Fairy always looked more than usually fairy-like when she was excited. Her gold curls tumbled about her face, and the big white bow which topped them stood at all sorts of flyaway angles. She poised herself on one foot, and waved her hands dramatically as she talked.

Mrs. Faulkner was charmed with the child, and being possessed of some artistic ability, she privately resolved to make a sketch of Fairy at the first opportunity.

The two sisters escorted the guests through the hall, if Fairy's hop, skip and jump could be called an escort, and Dorothy showed them the lake view from the west piazza.

Mrs. Faulkner was enthusiastic over this, and declared that nothing would induce her to stay anywhere else but at the Dorrance Domain.

Mr. Faulkner, too, was impressed by the beauty of the lake. It was always most picturesque in the late afternoon, and just now the clouds, lit up by the western sun, were especially beautiful. The lake itself was not calm, but was covered with smooth little hills of water, which here and there broke into white foam.

Some distance out, a boat could be seen, containing two people.

"That's my brother and sister," said Dorothy; "they are twins. They are fourteen, and are perhaps the noisiest of us all. You see," she went on, smiling, "I'm preparing you for the worst. Grandmother had great difficulty with the New York boarding-house keepers, because they thought the Dorrance children too lively. So I want you to be fully warned that we do make a great deal of noise. Somehow we can't help it."
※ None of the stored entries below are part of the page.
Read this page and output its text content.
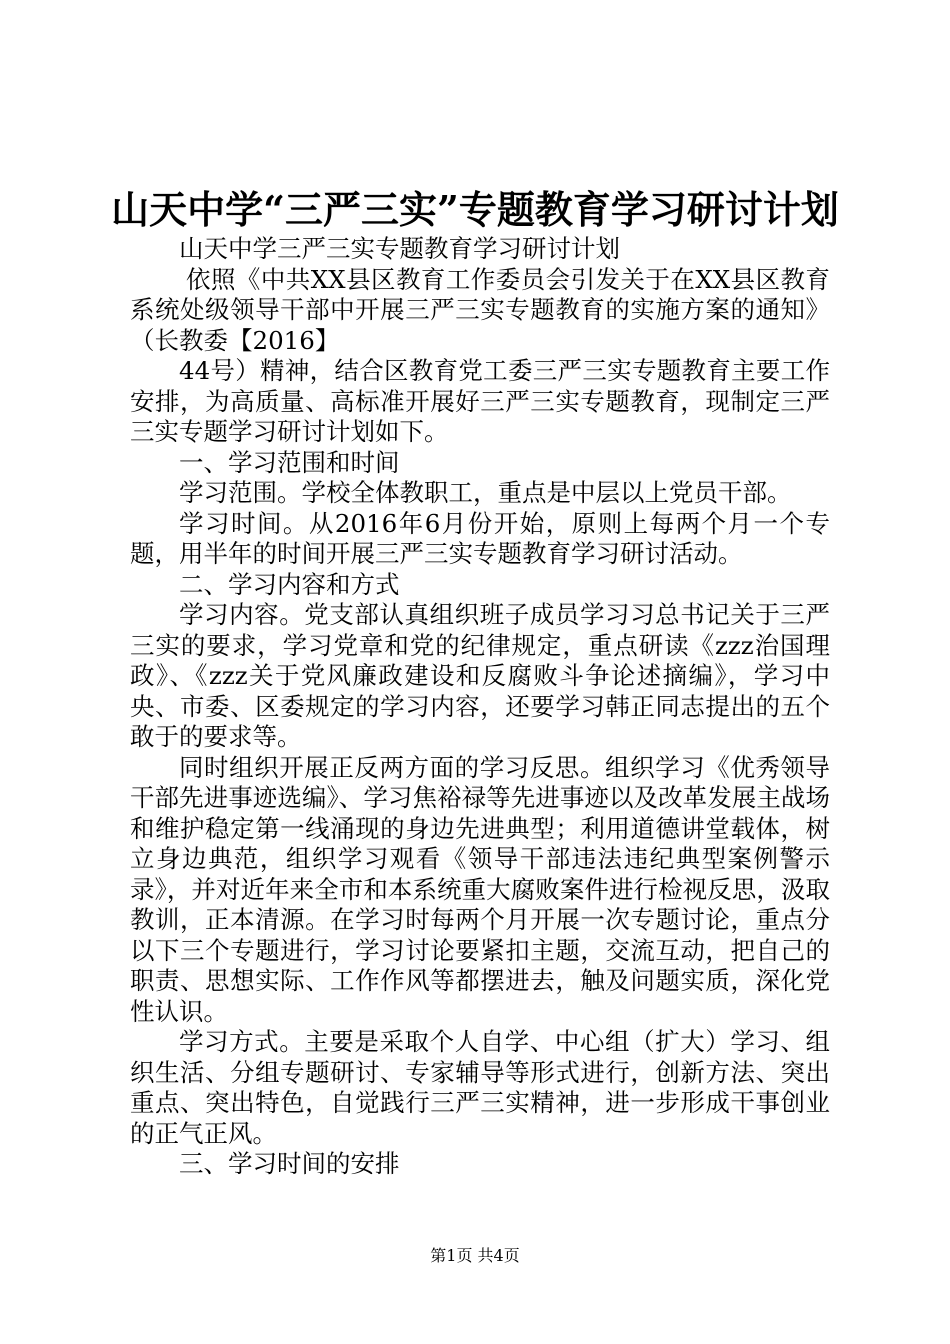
山天中学“三严三实”专题教育学习研讨计划

山天中学三严三实专题教育学习研讨计划

依照《中共XX县区教育工作委员会引发关于在XX县区教育系统处级领导干部中开展三严三实专题教育的实施方案的通知》（长教委【2016】

44号）精神，结合区教育党工委三严三实专题教育主要工作安排，为高质量、高标准开展好三严三实专题教育，现制定三严三实专题学习研讨计划如下。

一、学习范围和时间

学习范围。学校全体教职工，重点是中层以上党员干部。

学习时间。从2016年6月份开始，原则上每两个月一个专题，用半年的时间开展三严三实专题教育学习研讨活动。

二、学习内容和方式

学习内容。党支部认真组织班子成员学习习总书记关于三严三实的要求，学习党章和党的纪律规定，重点研读《zzz治国理政》、《zzz关于党风廉政建设和反腐败斗争论述摘编》，学习中央、市委、区委规定的学习内容，还要学习韩正同志提出的五个敢于的要求等。

同时组织开展正反两方面的学习反思。组织学习《优秀领导干部先进事迹选编》、学习焦裕禄等先进事迹以及改革发展主战场和维护稳定第一线涌现的身边先进典型；利用道德讲堂载体，树立身边典范，组织学习观看《领导干部违法违纪典型案例警示录》，并对近年来全市和本系统重大腐败案件进行检视反思，汲取教训，正本清源。在学习时每两个月开展一次专题讨论，重点分以下三个专题进行，学习讨论要紧扣主题，交流互动，把自己的职责、思想实际、工作作风等都摆进去，触及问题实质，深化党性认识。

学习方式。主要是采取个人自学、中心组（扩大）学习、组织生活、分组专题研讨、专家辅导等形式进行，创新方法、突出重点、突出特色，自觉践行三严三实精神，进一步形成干事创业的正气正风。

三、学习时间的安排

第1页 共4页
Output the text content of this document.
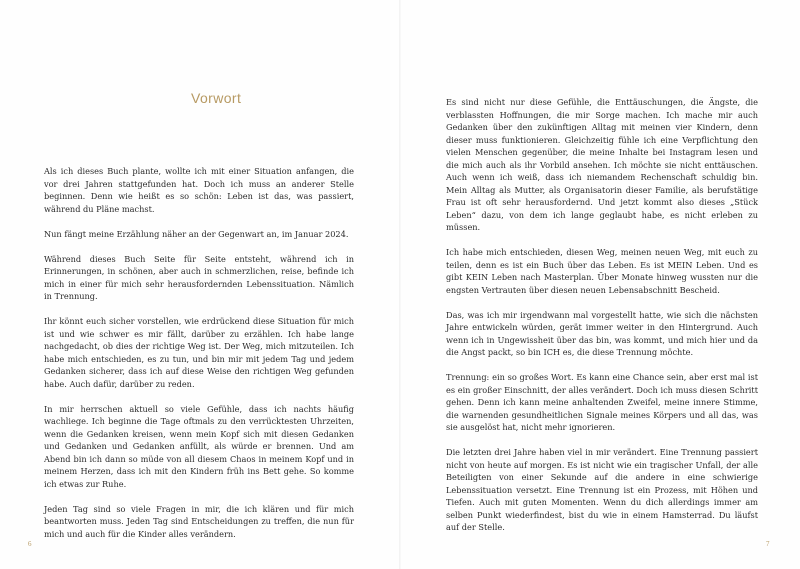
Vorwort

Als ich dieses Buch plante, wollte ich mit einer Situation anfangen, die vor drei Jahren stattgefunden hat. Doch ich muss an anderer Stelle beginnen. Denn wie heißt es so schön: Leben ist das, was passiert, während du Pläne machst.

Nun fängt meine Erzählung näher an der Gegenwart an, im Januar 2024.

Während dieses Buch Seite für Seite entsteht, während ich in Erinnerungen, in schönen, aber auch in schmerzlichen, reise, befinde ich mich in einer für mich sehr herausfordernden Lebenssituation. Nämlich in Trennung.

Ihr könnt euch sicher vorstellen, wie erdrückend diese Situation für mich ist und wie schwer es mir fällt, darüber zu erzählen. Ich habe lange nachgedacht, ob dies der richtige Weg ist. Der Weg, mich mitzuteilen. Ich habe mich entschieden, es zu tun, und bin mir mit jedem Tag und jedem Gedanken sicherer, dass ich auf diese Weise den richtigen Weg gefunden habe. Auch dafür, darüber zu reden.

In mir herrschen aktuell so viele Gefühle, dass ich nachts häufig wachliege. Ich beginne die Tage oftmals zu den verrücktesten Uhrzeiten, wenn die Gedanken kreisen, wenn mein Kopf sich mit diesen Gedanken und Gedanken und Gedanken anfüllt, als würde er brennen. Und am Abend bin ich dann so müde von all diesem Chaos in meinem Kopf und in meinem Herzen, dass ich mit den Kindern früh ins Bett gehe. So komme ich etwas zur Ruhe.

Jeden Tag sind so viele Fragen in mir, die ich klären und für mich beantworten muss. Jeden Tag sind Entscheidungen zu treffen, die nun für mich und auch für die Kinder alles verändern.

6

Es sind nicht nur diese Gefühle, die Enttäuschungen, die Ängste, die verblassten Hoffnungen, die mir Sorge machen. Ich mache mir auch Gedanken über den zukünftigen Alltag mit meinen vier Kindern, denn dieser muss funktionieren. Gleichzeitig fühle ich eine Verpflichtung den vielen Menschen gegenüber, die meine Inhalte bei Instagram lesen und die mich auch als ihr Vorbild ansehen. Ich möchte sie nicht enttäuschen. Auch wenn ich weiß, dass ich niemandem Rechenschaft schuldig bin. Mein Alltag als Mutter, als Organisatorin dieser Familie, als berufstätige Frau ist oft sehr herausfordernd. Und jetzt kommt also dieses „Stück Leben“ dazu, von dem ich lange geglaubt habe, es nicht erleben zu müssen.

Ich habe mich entschieden, diesen Weg, meinen neuen Weg, mit euch zu teilen, denn es ist ein Buch über das Leben. Es ist MEIN Leben. Und es gibt KEIN Leben nach Masterplan. Über Monate hinweg wussten nur die engsten Vertrauten über diesen neuen Lebensabschnitt Bescheid.

Das, was ich mir irgendwann mal vorgestellt hatte, wie sich die nächsten Jahre entwickeln würden, gerät immer weiter in den Hintergrund. Auch wenn ich in Ungewissheit über das bin, was kommt, und mich hier und da die Angst packt, so bin ICH es, die diese Trennung möchte.

Trennung: ein so großes Wort. Es kann eine Chance sein, aber erst mal ist es ein großer Einschnitt, der alles verändert. Doch ich muss diesen Schritt gehen. Denn ich kann meine anhaltenden Zweifel, meine innere Stimme, die warnenden gesundheitlichen Signale meines Körpers und all das, was sie ausgelöst hat, nicht mehr ignorieren.

Die letzten drei Jahre haben viel in mir verändert. Eine Trennung passiert nicht von heute auf morgen. Es ist nicht wie ein tragischer Unfall, der alle Beteiligten von einer Sekunde auf die andere in eine schwierige Lebenssituation versetzt. Eine Trennung ist ein Prozess, mit Höhen und Tiefen. Auch mit guten Momenten. Wenn du dich allerdings immer am selben Punkt wiederfindest, bist du wie in einem Hamsterrad. Du läufst auf der Stelle.

7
"We don't yell so much as we used to," said Fairy, hopefully; "you see, Mrs. Faulkner, when we used to be cooped up in a boarding-house we just had to make an awful racket, 'cause we were so miserabubble. But here we have room enough to scamper around, and so we don't holler so much."

"I rather think we can survive your demonstrations of animal spirits," said Mr. Faulkner, with his kindly smile. "It will be a pleasant relief from the brass band which is the noise-producer over at the Horton House."

"We haven't any brass band," said Dorothy, suddenly realizing that they lacked many things popularly supposed to belong to a summer hotel.